Each character class had their own set of weapon upgrades, adding to the custom feel. The fighter began with only spike-studded gloves, and could collect an axe, a magical hammer that shot projectiles, and an enormous magic sword that shot room-clearing bursts of green energy. A lowly wand is the mage's starting weapon, but he can eventually freeze enemies in ice, summon huge lightning bolts, and use a skull-topped staff to shoot fireballs that home in on opponents! The cleric's arsenal is equally impressive, including a mace, a creepy, serpent-eyed staff, and a spell that summons bursts of flame. The coolest weapon in the game is the cleric's final weapon, a cross shaped staff that summons ghosts to tear enemies apart. The weapons all look incredible on screen, and you feel like you are the one shooting ice from your hands, or punching enemies to a pulp.

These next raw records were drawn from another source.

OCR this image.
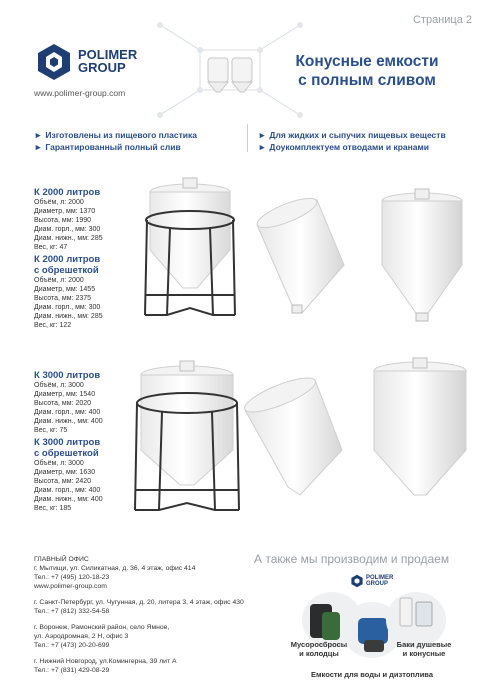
Страница 2
POLIMER
GROUP
www.polimer-group.com
Конусные емкости
с полным сливом
► Изготовлены из пищевого пластика
► Гарантированный полный слив
► Для жидких и сыпучих пищевых веществ
► Доукомплектуем отводами и кранами
К 2000 литров
Объём, л: 2000
Диаметр, мм: 1370
Высота, мм: 1990
Диам. горл., мм: 300
Диам. нижн., мм: 285
Вес, кг: 47
К 2000 литров
с обрешеткой
Объём, л: 2000
Диаметр, мм: 1455
Высота, мм: 2375
Диам. горл., мм: 300
Диам. нижн., мм: 285
Вес, кг: 122
К 3000 литров
Объём, л: 3000
Диаметр, мм: 1540
Высота, мм: 2020
Диам. горл., мм: 400
Диам. нижн., мм: 400
Вес, кг: 75
К 3000 литров
с обрешеткой
Объём, л: 3000
Диаметр, мм: 1630
Высота, мм: 2420
Диам. горл., мм: 400
Диам. нижн., мм: 400
Вес, кг: 185
ГЛАВНЫЙ ОФИС
г. Мытищи, ул. Силикатная, д. 36, 4 этаж, офис 414
Тел.: +7 (495) 120-18-23
www.polimer-group.com
г. Санкт-Петербург, ул. Чугунная, д. 20, литера 3, 4 этаж, офис 430
Тел.: +7 (812) 332-54-58
г. Воронеж, Рамонский район, село Ямное,
ул. Аэродромная, 2 Н, офис 3
Тел.: +7 (473) 20-20-699
г. Нижний Новгород, ул.Комингерна, 39 лит А
Тел.: +7 (831) 429-08-29
А также мы производим и продаем
POLIMER
GROUP
Мусоросбросы
и колодцы
Баки душевые
и конусные
Емкости для воды и дизтоплива
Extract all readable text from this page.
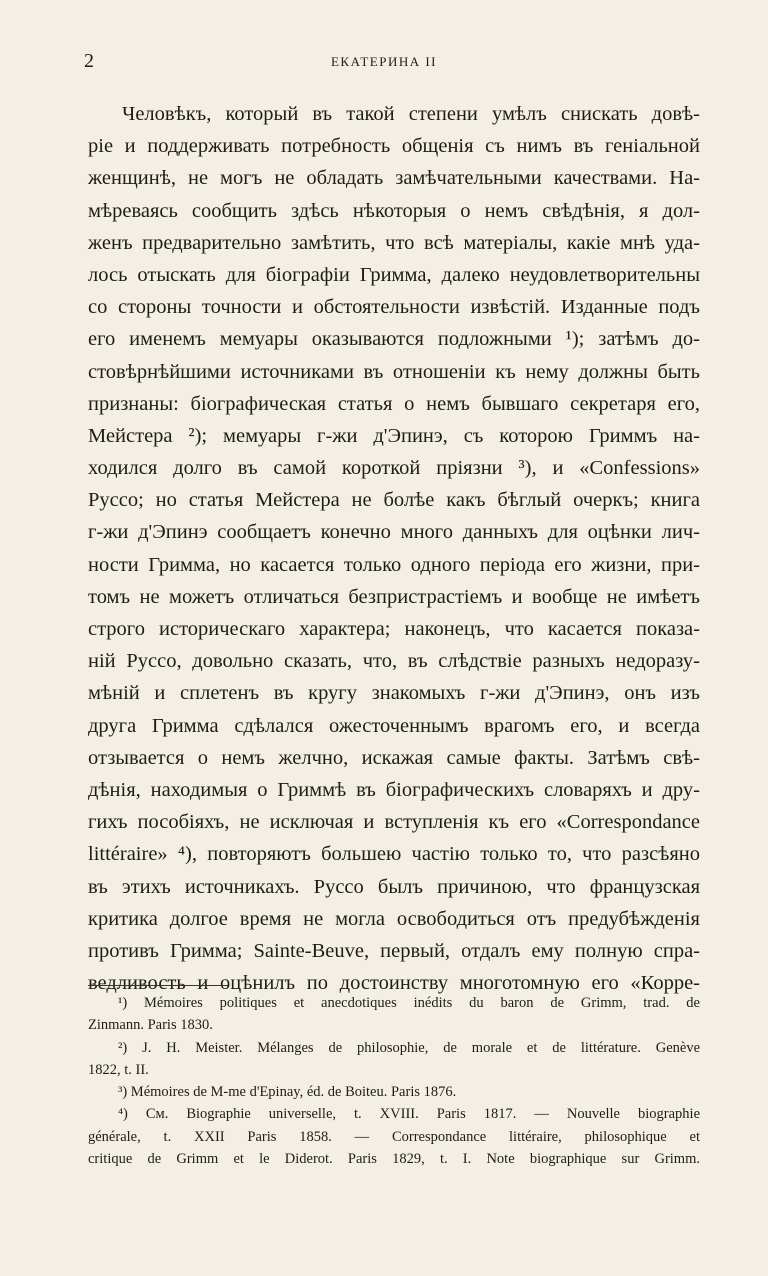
2	ЕКАТЕРИНА II
Человѣкъ, который въ такой степени умѣлъ снискать довѣ-
ріе и поддерживать потребность общенія съ нимъ въ геніальной
женщинѣ, не могъ не обладать замѣчательными качествами. На-
мѣреваясь сообщить здѣсь нѣкоторыя о немъ свѣдѣнія, я дол-
женъ предварительно замѣтить, что всѣ матеріалы, какіе мнѣ уда-
лось отыскать для біографіи Гримма, далеко неудовлетворительны
со стороны точности и обстоятельности извѣстій. Изданные подъ
его именемъ мемуары оказываются подложными ¹); затѣмъ до-
стовѣрнѣйшими источниками въ отношеніи къ нему должны быть
признаны: біографическая статья о немъ бывшаго секретаря его,
Мейстера ²); мемуары г-жи д'Эпинэ, съ которою Гриммъ на-
ходился долго въ самой короткой пріязни ³), и «Confessions»
Руссо; но статья Мейстера не болѣе какъ бѣглый очеркъ; книга
г-жи д'Эпинэ сообщаетъ конечно много данныхъ для оцѣнки лич-
ности Гримма, но касается только одного періода его жизни, при-
томъ не можетъ отличаться безпристрастіемъ и вообще не имѣетъ
строго историческаго характера; наконецъ, что касается показа-
ній Руссо, довольно сказать, что, въ слѣдствіе разныхъ недоразу-
мѣній и сплетенъ въ кругу знакомыхъ г-жи д'Эпинэ, онъ изъ
друга Гримма сдѣлался ожесточеннымъ врагомъ его, и всегда
отзывается о немъ желчно, искажая самые факты. Затѣмъ свѣ-
дѣнія, находимыя о Гриммѣ въ біографическихъ словаряхъ и дру-
гихъ пособіяхъ, не исключая и вступленія къ его «Correspondance
littéraire» ⁴), повторяютъ большею частію только то, что разсѣяно
въ этихъ источникахъ. Руссо былъ причиною, что французская
критика долгое время не могла освободиться отъ предубѣжденія
противъ Гримма; Sainte-Beuve, первый, отдалъ ему полную спра-
ведливость и оцѣнилъ по достоинству многотомную его «Корре-
¹) Mémoires politiques et anecdotiques inédits du baron de Grimm, trad. de
Zinmann. Paris 1830.
²) J. H. Meister. Mélanges de philosophie, de morale et de littérature. Genève
1822, t. II.
³) Mémoires de M-me d'Epinay, éd. de Boiteu. Paris 1876.
⁴) См. Biographie universelle, t. XVIII. Paris 1817. — Nouvelle biographie
générale, t. XXII Paris 1858. — Correspondance littéraire, philosophique et
critique de Grimm et le Diderot. Paris 1829, t. I. Note biographique sur Grimm.
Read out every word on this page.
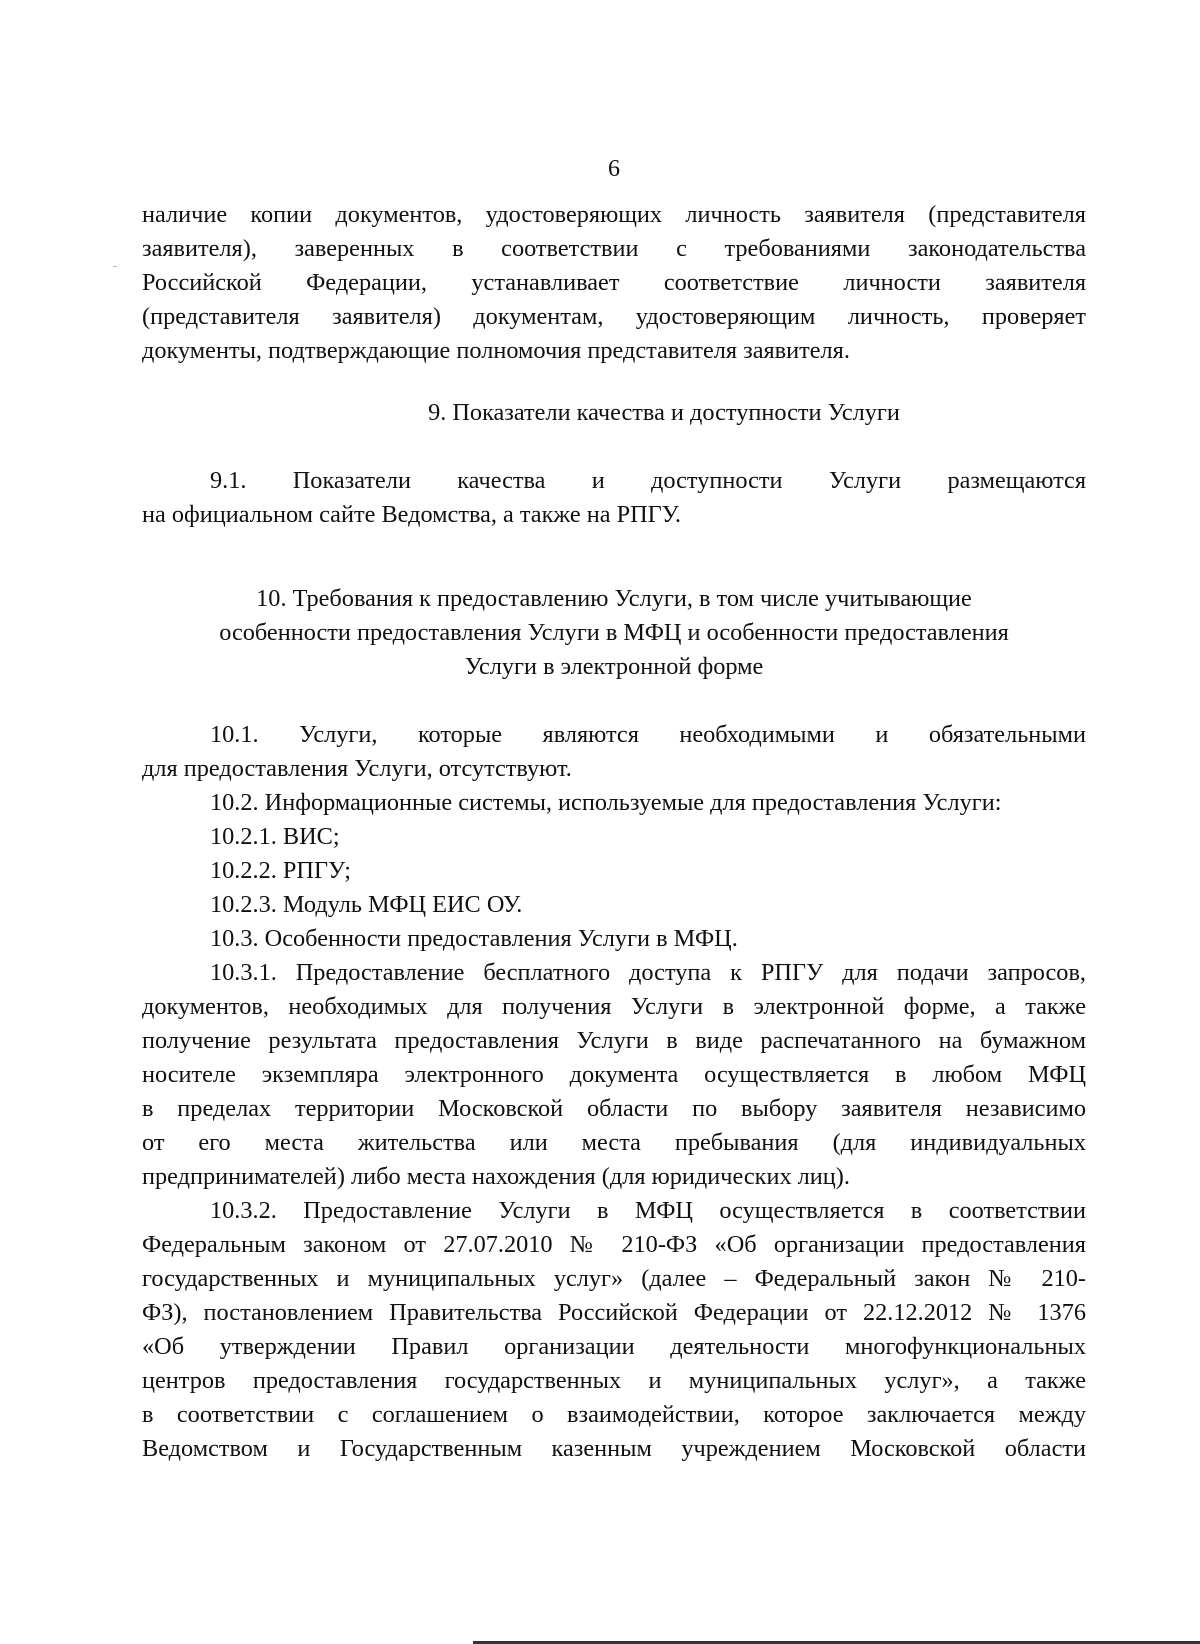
6
наличие копии документов, удостоверяющих личность заявителя (представителя
заявителя), заверенных в соответствии с требованиями законодательства
Российской Федерации, устанавливает соответствие личности заявителя
(представителя заявителя) документам, удостоверяющим личность, проверяет
документы, подтверждающие полномочия представителя заявителя.
9. Показатели качества и доступности Услуги
9.1. Показатели качества и доступности Услуги размещаются
на официальном сайте Ведомства, а также на РПГУ.
10. Требования к предоставлению Услуги, в том числе учитывающие
особенности предоставления Услуги в МФЦ и особенности предоставления
Услуги в электронной форме
10.1. Услуги, которые являются необходимыми и обязательными
для предоставления Услуги, отсутствуют.
10.2. Информационные системы, используемые для предоставления Услуги:
10.2.1. ВИС;
10.2.2. РПГУ;
10.2.3. Модуль МФЦ ЕИС ОУ.
10.3. Особенности предоставления Услуги в МФЦ.
10.3.1. Предоставление бесплатного доступа к РПГУ для подачи запросов,
документов, необходимых для получения Услуги в электронной форме, а также
получение результата предоставления Услуги в виде распечатанного на бумажном
носителе экземпляра электронного документа осуществляется в любом МФЦ
в пределах территории Московской области по выбору заявителя независимо
от его места жительства или места пребывания (для индивидуальных
предпринимателей) либо места нахождения (для юридических лиц).
10.3.2. Предоставление Услуги в МФЦ осуществляется в соответствии
Федеральным законом от 27.07.2010 № 210-ФЗ «Об организации предоставления
государственных и муниципальных услуг» (далее – Федеральный закон № 210-
ФЗ), постановлением Правительства Российской Федерации от 22.12.2012 № 1376
«Об утверждении Правил организации деятельности многофункциональных
центров предоставления государственных и муниципальных услуг», а также
в соответствии с соглашением о взаимодействии, которое заключается между
Ведомством и Государственным казенным учреждением Московской области
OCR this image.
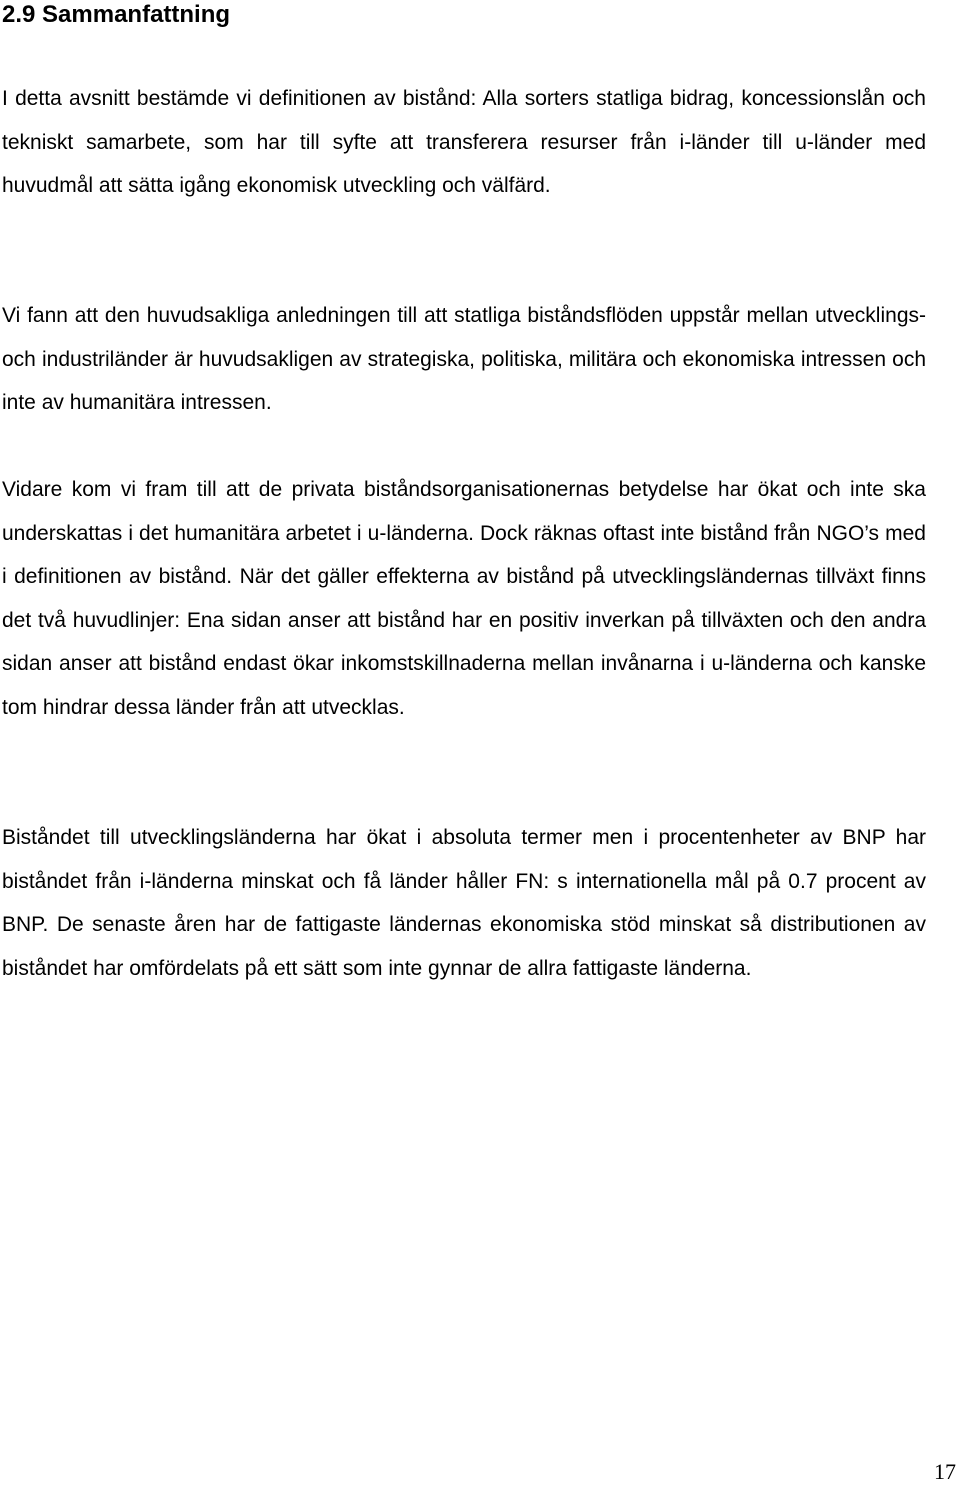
2.9 Sammanfattning

I detta avsnitt bestämde vi definitionen av bistånd: Alla sorters statliga bidrag, koncessionslån och tekniskt samarbete, som har till syfte att transferera resurser från i-länder till u-länder med huvudmål att sätta igång ekonomisk utveckling och välfärd.

Vi fann att den huvudsakliga anledningen till att statliga biståndsflöden uppstår mellan utvecklings- och industriländer är huvudsakligen av strategiska, politiska, militära och ekonomiska intressen och inte av humanitära intressen.

Vidare kom vi fram till att de privata biståndsorganisationernas betydelse har ökat och inte ska underskattas i det humanitära arbetet i u-länderna. Dock räknas oftast inte bistånd från NGO’s med i definitionen av bistånd. När det gäller effekterna av bistånd på utvecklingsländernas tillväxt finns det två huvudlinjer: Ena sidan anser att bistånd har en positiv inverkan på tillväxten och den andra sidan anser att bistånd endast ökar inkomstskillnaderna mellan invånarna i u-länderna och kanske tom hindrar dessa länder från att utvecklas.

Biståndet till utvecklingsländerna har ökat i absoluta termer men i procentenheter av BNP har biståndet från i-länderna minskat och få länder håller FN: s internationella mål på 0.7 procent av BNP. De senaste åren har de fattigaste ländernas ekonomiska stöd minskat så distributionen av biståndet har omfördelats på ett sätt som inte gynnar de allra fattigaste länderna.

17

Hexen's class system made it unique compared to other shooters of the time. It gave the player another meaningful choice to make, whether that was for the single player story, playing in co-op, or taking down your friends in deathmatch. In Doom, everyone was the same, player skill aside, and that could get old (after a very long time, admittedly). Playing the game as a fighter, then a mage, then a cleric tripled the replay factor. In co-op mode, you could tailor your character to the needs of the group. Any combination of players worked pretty well, the more variety, the better. Players had cover one another's weaknesses, which only added to the sense of teamwork. I always preferred to play as the fighter since I wasn't exactly good at dodging, and the extra health and armor really helped. A nice mage partner and I could do quite well together.
Hexen was followed by a sequel, Hexen II, in 1997. Based on the Quake engine, Hexen II was one of the first games I remember that truly impressed me when running on a machine with a good video card. Hexen II revamped the classes, and added in another for a total of four. It also incorporated even more core RPG structures, like a leveling system, with stat bonuses and extra hit point and mana pools rewarding advancement.
The original Hexen was ported to several home consoles, including the Nintendo 64, Saturn, and the original Playstation. A version of Hexen II is in development for the iPhone. Both games, as well as Heretic, are available on Steam, but being as old as they are, it's uncertain whether online multiplayer would work or not. I don't know about you, but I'd buy on day one if Hexen or Hexen II were released on Xbox Live Arcade or Playstation Network!